First-principles investigations on the electronic structures, polycrystalline elastic properties, ideal strengths and elastic anisotropy of U₃Si₂

Kun Wang¹, Yingjie Qiao¹, Xiaohong Zhang¹^c, Xiaodong Wang¹, Yiming Zhang², Peng Wang¹ and Shiyu Du¹^,2^g

¹ College of Material Science and Chemical Engineering, Harbin Engineering University, 150001, Harbin, China
² Engineering Laboratory of Advanced Energy Materials, Ningbo Institute of Materials Engineering and Technology, Chinese Academy of Sciences, 315201, Ningbo, Zhejiang, China

^c zhangxiaohong@hrbeu.edu.cn
^g dushiyu@nimte.ac.cn

Received: 13 November 2020
Accepted: 23 March 2021
Published online: 19 April 2021

Abstract

First-principles calculations based on density functional theory with on-site Coulomb correction were used to examine the electronic structures, polycrystalline mechanical properties, ideal tensile and shear strengths and elastic anisotropy of U₃Si₂. The present lattice parameters and elastic stiffness constants of single crystal are in good agreement with the experimental data and other theoretical results.
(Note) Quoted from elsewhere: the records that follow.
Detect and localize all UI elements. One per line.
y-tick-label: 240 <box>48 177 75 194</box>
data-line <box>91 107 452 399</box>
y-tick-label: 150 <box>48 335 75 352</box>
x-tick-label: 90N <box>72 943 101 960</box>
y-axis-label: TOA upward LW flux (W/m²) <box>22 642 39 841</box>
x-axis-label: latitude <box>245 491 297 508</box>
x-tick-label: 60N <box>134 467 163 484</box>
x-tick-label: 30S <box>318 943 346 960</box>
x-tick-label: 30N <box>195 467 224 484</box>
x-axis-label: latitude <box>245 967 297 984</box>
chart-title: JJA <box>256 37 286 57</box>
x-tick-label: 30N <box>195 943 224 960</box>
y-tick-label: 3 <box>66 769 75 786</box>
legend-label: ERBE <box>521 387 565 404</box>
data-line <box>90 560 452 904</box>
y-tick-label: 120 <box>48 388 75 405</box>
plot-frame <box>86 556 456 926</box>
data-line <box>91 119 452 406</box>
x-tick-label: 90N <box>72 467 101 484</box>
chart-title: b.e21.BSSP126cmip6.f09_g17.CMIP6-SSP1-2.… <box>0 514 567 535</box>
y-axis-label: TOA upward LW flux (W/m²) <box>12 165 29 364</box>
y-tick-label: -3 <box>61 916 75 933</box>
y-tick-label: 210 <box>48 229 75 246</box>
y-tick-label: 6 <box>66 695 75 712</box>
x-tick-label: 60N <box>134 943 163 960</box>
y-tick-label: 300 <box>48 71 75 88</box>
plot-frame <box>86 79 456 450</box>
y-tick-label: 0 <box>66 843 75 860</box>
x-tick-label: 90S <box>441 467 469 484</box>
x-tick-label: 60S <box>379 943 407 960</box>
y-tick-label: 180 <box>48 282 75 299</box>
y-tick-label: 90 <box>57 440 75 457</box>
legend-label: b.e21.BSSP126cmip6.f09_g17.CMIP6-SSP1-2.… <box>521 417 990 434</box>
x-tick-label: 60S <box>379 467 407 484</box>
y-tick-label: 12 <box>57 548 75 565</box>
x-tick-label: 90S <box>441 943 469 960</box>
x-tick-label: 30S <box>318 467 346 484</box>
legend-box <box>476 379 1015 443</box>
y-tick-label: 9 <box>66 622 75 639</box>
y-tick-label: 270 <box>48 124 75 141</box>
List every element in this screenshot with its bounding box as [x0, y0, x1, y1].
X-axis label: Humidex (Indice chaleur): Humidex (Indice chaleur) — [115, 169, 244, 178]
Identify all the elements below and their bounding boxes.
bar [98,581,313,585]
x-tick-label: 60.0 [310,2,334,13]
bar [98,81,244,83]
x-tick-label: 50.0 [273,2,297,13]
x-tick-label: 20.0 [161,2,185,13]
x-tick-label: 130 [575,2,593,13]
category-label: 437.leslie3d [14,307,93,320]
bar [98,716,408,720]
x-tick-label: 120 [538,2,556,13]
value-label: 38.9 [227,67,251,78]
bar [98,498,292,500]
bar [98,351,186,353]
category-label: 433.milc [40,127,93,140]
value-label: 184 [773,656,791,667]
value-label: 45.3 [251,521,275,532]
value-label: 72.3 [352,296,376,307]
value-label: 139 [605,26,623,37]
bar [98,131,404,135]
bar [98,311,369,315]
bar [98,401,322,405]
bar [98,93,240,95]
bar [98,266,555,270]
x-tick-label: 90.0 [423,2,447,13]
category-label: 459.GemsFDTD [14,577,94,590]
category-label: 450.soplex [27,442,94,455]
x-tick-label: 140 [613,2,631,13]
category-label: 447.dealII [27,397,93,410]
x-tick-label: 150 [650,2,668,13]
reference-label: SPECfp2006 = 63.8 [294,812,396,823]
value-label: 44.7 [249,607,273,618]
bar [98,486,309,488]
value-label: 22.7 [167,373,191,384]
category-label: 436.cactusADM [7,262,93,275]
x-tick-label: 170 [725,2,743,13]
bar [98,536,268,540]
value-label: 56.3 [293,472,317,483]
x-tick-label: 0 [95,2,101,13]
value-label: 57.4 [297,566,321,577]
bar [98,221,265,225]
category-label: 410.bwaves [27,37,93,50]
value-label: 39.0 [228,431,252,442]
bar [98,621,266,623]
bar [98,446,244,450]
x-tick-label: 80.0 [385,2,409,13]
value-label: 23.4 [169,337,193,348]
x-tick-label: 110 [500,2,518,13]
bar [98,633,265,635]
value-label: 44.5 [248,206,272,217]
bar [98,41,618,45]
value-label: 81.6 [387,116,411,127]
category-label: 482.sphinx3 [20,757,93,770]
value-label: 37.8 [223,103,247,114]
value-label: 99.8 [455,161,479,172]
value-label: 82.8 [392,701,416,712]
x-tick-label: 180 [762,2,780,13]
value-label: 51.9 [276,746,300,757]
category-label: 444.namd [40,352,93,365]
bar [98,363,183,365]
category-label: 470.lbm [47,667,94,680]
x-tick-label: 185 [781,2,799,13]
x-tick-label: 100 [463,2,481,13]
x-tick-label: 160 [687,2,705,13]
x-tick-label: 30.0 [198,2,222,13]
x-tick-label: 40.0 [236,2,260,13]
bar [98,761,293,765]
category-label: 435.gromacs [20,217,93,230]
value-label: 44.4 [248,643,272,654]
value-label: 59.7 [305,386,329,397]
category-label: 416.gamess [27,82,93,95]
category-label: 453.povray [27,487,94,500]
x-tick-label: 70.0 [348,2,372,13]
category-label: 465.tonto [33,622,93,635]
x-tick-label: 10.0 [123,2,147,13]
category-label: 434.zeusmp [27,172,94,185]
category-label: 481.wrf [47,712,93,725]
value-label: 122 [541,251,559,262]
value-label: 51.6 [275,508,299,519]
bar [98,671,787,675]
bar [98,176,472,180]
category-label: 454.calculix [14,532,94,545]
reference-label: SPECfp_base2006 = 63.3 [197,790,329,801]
Density functional perturbation theory method was used to obtain the dynamical properties of U₃Si₂, and the well-known Born criteria was investigated to prove the structural stability of the ideal strength calculation model. Also, Voigt–Reuss–Hill model was used to evaluate the polycrystalline properties such as Young’s modulus, the shear modulus, the bulk modulus and so on. The semiempirical formulas for the theoretical estimation of the Debye temperature were adopted. The first-principles computational tensile test (FPCTT) was used to explore the ideal tensile strengths along typical crystal orientations and the ideal shear strengths in several slip systems of P4/mbm U₃Si₂. Additionally, the elastic anisotropy of P4/mbm U₃Si₂ was characterized by several anisotropic factors and directional moduli. Within the elastic strain range, the Poisson’s ratios under different single loads were obtained. The least-squares method was used for polynomial fitting of the data obtained by FPCTT method, and the results were satisfactory. These calculated results help to understand the nature of U₃Si₂ better and provide more useful information to design and develop U₃Si₂ for a new fuel-cladding solution.